The air around her grew thick, suffocating. She’d been lying so damn long. Until that moment she’d never realized the lie was like the boy in the old story, with his finger plugging a dike to hold back the ocean. The utterance of one truth ushered in a plague of others.
She was no goddamn actress. Never had been.
She would have never made it. Everyone had known it. Johnny had known it.
Deep down, she knew it too. That was the real reason she’d made the deal. And that was the reason she’d kept the secret. Not from fear — not this long, at least — or because of a promise made, but because without the lie, who was she? The lie made her somebody. Without it, she wasn’t dangerous, she wasn’t even interesting. She was just another goddamn never-was.
“How does it feel?” he said. “After all this time, finally speaking the truth?”
“How does it feel?” A jolt of remorse rocked her. She’d always expected to feel relief, but what she felt was nothing like truth’s promised freedom. What she felt felt a lot like loss. Like grief.
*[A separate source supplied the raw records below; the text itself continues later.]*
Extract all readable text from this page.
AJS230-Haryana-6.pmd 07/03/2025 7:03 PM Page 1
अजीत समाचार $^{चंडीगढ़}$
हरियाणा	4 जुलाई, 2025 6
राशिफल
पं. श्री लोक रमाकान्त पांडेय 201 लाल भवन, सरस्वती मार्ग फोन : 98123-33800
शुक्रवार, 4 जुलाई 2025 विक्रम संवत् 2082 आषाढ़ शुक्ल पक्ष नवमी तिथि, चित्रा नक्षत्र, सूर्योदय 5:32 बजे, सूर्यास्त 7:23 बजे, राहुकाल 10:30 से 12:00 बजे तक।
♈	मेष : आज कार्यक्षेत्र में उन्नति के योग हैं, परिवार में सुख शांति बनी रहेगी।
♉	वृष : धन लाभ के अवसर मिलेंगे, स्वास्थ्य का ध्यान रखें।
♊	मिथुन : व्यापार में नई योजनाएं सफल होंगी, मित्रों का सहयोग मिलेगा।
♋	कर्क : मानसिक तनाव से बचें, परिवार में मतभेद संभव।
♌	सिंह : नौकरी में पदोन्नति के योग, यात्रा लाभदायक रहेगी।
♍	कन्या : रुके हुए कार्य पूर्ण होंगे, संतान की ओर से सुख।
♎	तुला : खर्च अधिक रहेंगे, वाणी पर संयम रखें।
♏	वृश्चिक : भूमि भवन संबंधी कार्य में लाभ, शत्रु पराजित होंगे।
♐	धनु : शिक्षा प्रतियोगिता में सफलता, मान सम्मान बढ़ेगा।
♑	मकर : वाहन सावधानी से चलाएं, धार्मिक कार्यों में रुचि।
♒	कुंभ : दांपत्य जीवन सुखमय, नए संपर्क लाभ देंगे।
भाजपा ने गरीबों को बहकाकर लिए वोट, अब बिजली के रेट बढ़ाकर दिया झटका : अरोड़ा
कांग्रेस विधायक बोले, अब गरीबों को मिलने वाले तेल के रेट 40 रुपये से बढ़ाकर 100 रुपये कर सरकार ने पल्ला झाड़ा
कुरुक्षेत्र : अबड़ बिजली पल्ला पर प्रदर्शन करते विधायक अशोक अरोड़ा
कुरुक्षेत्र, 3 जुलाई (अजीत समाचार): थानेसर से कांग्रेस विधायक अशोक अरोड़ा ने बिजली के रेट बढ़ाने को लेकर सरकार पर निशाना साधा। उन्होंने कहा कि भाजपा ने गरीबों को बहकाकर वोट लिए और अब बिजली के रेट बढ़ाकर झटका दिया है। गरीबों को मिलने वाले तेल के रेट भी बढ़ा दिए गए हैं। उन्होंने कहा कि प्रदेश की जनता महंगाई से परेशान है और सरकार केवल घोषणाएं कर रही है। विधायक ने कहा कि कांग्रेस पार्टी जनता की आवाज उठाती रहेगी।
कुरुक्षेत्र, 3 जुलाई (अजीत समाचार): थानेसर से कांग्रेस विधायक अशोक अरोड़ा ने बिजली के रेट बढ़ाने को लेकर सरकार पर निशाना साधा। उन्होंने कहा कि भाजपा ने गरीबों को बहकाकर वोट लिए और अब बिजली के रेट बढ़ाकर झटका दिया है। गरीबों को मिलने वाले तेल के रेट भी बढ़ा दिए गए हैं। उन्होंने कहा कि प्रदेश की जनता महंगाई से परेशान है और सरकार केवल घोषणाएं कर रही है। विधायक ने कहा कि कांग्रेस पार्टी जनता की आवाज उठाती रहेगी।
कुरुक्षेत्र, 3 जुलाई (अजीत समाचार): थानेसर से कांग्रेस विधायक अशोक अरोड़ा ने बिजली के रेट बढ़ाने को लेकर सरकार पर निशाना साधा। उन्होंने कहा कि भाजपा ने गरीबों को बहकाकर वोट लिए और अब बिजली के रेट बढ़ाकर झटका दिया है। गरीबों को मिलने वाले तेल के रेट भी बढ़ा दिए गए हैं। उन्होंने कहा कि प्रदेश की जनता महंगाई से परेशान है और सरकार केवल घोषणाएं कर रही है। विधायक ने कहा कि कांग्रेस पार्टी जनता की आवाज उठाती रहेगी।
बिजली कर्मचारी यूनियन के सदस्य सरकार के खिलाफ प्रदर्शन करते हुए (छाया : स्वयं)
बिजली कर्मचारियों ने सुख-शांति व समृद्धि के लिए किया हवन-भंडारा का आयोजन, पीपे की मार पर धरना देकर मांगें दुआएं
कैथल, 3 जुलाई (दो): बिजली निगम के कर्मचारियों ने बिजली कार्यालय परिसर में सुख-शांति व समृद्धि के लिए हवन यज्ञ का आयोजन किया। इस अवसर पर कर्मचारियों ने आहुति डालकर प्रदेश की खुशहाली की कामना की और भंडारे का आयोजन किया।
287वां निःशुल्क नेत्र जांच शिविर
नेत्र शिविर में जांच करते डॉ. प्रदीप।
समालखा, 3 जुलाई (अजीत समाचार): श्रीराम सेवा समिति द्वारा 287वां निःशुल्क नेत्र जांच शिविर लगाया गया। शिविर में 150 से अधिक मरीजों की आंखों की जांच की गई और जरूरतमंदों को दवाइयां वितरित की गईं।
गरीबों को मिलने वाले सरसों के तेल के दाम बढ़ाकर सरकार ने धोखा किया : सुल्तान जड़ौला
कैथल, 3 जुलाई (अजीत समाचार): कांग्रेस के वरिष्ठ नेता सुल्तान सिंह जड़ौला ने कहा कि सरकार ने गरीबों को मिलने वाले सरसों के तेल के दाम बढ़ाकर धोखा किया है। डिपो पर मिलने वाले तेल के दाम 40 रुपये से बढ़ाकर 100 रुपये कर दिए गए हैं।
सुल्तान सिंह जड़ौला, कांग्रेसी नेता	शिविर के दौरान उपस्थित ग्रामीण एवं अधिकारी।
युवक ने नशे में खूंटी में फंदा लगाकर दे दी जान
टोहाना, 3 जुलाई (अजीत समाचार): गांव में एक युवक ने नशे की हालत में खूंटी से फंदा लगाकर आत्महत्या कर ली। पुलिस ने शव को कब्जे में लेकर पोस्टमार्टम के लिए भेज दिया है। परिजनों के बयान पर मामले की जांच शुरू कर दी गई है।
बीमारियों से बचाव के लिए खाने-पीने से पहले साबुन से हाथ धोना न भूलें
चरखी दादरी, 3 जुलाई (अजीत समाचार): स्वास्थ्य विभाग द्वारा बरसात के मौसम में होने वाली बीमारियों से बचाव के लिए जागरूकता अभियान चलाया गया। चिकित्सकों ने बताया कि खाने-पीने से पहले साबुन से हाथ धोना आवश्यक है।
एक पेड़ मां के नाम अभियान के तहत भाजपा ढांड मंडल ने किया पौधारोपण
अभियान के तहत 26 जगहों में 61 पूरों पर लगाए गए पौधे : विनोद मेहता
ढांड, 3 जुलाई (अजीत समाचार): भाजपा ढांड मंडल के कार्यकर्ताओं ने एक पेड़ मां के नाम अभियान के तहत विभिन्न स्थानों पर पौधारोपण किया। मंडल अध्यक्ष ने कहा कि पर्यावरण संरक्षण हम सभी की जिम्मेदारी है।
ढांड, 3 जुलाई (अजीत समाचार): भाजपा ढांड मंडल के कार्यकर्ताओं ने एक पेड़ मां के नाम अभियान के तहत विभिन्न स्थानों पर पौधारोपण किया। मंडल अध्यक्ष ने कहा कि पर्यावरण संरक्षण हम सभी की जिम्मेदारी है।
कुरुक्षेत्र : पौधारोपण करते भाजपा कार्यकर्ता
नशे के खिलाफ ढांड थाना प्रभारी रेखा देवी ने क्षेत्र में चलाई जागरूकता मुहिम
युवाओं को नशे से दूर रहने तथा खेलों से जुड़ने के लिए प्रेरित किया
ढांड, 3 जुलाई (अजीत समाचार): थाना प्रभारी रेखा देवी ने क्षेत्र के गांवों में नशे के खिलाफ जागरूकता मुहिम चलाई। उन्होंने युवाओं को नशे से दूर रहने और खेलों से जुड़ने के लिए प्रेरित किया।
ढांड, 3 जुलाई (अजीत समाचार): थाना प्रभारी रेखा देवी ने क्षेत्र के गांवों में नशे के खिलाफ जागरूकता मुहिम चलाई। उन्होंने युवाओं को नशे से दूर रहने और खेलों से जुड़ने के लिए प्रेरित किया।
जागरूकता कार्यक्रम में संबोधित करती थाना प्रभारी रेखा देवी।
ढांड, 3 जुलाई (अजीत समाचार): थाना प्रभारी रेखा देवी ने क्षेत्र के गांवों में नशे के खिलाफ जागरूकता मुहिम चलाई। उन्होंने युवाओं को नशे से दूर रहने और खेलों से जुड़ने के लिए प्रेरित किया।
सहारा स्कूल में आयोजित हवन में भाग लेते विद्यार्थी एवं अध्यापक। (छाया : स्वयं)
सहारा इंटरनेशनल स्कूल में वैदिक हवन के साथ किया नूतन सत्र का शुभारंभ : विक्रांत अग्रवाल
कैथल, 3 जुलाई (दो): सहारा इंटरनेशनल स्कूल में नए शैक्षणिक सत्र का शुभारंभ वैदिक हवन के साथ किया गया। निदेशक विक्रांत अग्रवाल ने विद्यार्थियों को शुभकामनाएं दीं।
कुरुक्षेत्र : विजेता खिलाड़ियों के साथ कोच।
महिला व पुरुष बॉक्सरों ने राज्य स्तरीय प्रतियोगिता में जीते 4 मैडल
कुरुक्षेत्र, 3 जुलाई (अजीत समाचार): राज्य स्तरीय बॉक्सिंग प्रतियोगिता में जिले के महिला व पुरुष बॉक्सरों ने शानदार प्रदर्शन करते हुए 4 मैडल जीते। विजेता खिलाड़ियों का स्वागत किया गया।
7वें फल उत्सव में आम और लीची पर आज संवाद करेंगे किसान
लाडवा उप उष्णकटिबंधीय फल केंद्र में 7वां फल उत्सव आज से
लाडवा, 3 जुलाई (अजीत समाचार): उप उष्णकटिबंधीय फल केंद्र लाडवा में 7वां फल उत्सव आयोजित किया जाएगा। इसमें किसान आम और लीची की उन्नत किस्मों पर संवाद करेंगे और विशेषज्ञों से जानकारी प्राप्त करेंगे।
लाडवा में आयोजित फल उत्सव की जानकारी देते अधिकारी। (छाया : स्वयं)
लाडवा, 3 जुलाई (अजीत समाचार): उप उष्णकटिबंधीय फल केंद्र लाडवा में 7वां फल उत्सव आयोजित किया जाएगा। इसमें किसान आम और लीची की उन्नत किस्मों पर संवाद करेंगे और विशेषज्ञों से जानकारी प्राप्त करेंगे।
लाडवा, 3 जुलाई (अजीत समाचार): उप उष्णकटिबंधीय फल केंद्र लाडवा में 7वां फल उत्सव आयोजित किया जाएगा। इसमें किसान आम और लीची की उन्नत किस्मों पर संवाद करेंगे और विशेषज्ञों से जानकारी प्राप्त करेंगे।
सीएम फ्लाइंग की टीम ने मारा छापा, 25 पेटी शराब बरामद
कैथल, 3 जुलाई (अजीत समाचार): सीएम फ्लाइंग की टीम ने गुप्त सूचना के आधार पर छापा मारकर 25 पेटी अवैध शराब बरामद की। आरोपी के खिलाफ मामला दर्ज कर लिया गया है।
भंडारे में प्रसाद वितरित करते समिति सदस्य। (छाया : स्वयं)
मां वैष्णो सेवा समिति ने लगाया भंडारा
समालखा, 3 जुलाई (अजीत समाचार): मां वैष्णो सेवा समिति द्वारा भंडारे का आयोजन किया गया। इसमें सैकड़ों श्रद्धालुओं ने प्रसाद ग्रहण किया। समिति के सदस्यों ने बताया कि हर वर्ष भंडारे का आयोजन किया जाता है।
The kid watched her, seemingly unaware, or maybe just unconcerned. He got what he came for. She recognized the look in his eyes, it was the same she’d seen in Johnny’s when he realized she’d given in, that she’d agree to all he wanted. But Johnny, prick that he was, had given her something in exchange. More than a guarantee of a comfortable life, he’d offered her an identity. A mystique. All she’d ever had, all she’d ever been, was the story Johnny gave her, and in mere minutes, the kid had taken it away.
He took and only offered the flimsiest of maybes in return.
“It feels like I lost a part of myself.”
“I’m sorry?”
“Nothing.” She couldn’t bring herself to look him in the eye. She focused on the sparse gold stubble on his chin. Probably not even man enough to grow a full beard. “You at least owe me one thing. Who is this ‘source’ of yours?”
A beat of silence. “I apologize for misleading you,” he said. “I was going off my intuition more than anything else. News clippings. Old photos. Of you and Giancanna. Of Scarpa and Fiato. But none of you and Fiato. Something didn’t add up. When I started to dig... well, there really were rumors—”
“I don’t think I want you to use this.” She pushed up from the table, ready to up the air-conditioning. The room reeled around her. She grasped the edge of the table and closed her eyes, waiting for the sensation to pass.
“Are you all right?”
“I’m fine.” She held up her hand. “I’m fine.” She opened her eyes, and realized it was true. She once again stood on solid ground. “I want you to stop recording.”
The kid watched her but didn’t move.
“I said stop recording!” she shouted at him.
He jolted, then tapped the computer screen. He stared up at her, his lips parted, the tiny line returning to his forehead. “Are you sure I shouldn’t call someone?”
“I’m fine. I just don’t want you to use me in your...” She waved at the mic.
“All right,” he said. “It’s clear you’ve had a change of heart, and I don’t want to upset you any further.” He turned off the mic and unplugged it from his laptop. “I need to get back to the city soon anyway.” He closed his computer. “Maybe I can call you in a couple days? See how you’re feeling then? Maybe you’ll change your mind after you’ve had time to relax. To reconsider.”